Microsoft’s decision to license all the Windows Server source code that applies to the antitrust requirements set out in the European Commission judgment against it has received a lukewarm response at best from competitors and trade groups.
“With today’s announcement, Microsoft has supplemented the existing resources with a new license for all of the Windows Server source code that implements all of the communications protocols covered by the 2004 decision,” Brad Smith, Microsoft senior vice president and general counsel, said in a statement released on Wednesday.
“Today we are putting our most valuable intellectual property on the table so we can put technical compliance issues to rest and move forward with a serious discussion about the substance of this case,” Smith said.

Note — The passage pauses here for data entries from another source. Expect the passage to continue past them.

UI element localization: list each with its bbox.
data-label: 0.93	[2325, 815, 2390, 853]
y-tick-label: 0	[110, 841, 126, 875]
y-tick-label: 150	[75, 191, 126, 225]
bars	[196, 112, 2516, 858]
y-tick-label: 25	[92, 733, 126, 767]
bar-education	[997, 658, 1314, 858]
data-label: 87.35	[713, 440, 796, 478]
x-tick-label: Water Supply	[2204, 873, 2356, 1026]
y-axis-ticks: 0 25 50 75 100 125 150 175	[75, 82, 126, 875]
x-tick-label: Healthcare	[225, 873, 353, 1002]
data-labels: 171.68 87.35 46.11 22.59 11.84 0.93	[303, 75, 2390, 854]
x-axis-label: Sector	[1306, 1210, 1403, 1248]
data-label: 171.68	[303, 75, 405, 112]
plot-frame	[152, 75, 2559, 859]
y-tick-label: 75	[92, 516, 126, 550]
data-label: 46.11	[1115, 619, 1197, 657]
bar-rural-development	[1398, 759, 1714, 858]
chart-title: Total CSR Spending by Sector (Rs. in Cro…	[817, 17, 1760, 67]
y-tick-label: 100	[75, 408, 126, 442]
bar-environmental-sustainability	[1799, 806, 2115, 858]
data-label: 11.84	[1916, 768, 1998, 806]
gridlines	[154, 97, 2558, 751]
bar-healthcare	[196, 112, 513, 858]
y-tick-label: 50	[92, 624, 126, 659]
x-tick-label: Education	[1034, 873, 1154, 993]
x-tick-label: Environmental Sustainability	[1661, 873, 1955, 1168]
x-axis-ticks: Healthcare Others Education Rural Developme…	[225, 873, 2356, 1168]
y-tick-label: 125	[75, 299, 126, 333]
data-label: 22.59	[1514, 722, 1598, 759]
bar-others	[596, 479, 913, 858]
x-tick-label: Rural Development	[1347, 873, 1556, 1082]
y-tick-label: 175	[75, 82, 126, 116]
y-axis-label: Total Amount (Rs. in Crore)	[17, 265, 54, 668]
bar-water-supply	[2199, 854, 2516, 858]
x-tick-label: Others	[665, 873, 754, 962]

Microsoft asks the United States to intervene in its struggle with the EU. Click here to read more.
“The Windows source code is the ultimate documentation of Windows Server technologies. With this step our goal is to resolve all questions about the sufficiency of our technical documentation,” he said.
A reference license to the Windows Server source code will be made available and will provide software developers with “the most precise and authoritative description possible of the Windows protocol technologies. With it, software developers will be entitled to view the Windows source code in order to better understand how to develop products that interoperate with Windows, but not to copy Microsoft’s source code,” Smith said.
Microsoft will also provide source code for the Windows desktop operating system to better enable licensees under its U.S. settlement to build interoperable products, he said.
Microsoft has an existing protocol licensing program that was established in the United States pursuant to a consent decree there, covering certain protocols in the Windows desktop operating system.
“More than 20 companies have taken licenses to Microsoft’s protocols under that program, and many are shipping products incorporating such protocols.
“To continue to foster consistency between both licensing programs, Microsoft has decided to make available for the desktop protocols the same reference license for source code it is offering for server protocols, and the company will provide competition authorities in the United States with information so they can consider the matter,” Smith said.
He said Microsoft decided to do this so as to “address categorically all of the issues raised by the Commission’s Dec. 22, 2005, Statement of Objections. That document asserted that Microsoft’s prior technical documentation provided insufficient information to enable licensees to implement successfully certain Windows Server communications protocols,” Smith said.
Read more here about how the European Commission rapped Microsoft over the knuckles for failing to comply with its antitrust order.
Competitors, like Novell, were initially unimpressed, and suspicious of the move. Novell spokesperson Bruce Lowry told eWEEK on Wednesday that the company needed to see the details on the license terms and the code covered by it before it could “assess whether this will help.”
The European Commission said in a statement that it would carefully study Microsoft’s announcement licensing some of its source code, but added that it still expected to receive, by Feb. 15, Microsoft’s reply to its December Statement of Objections.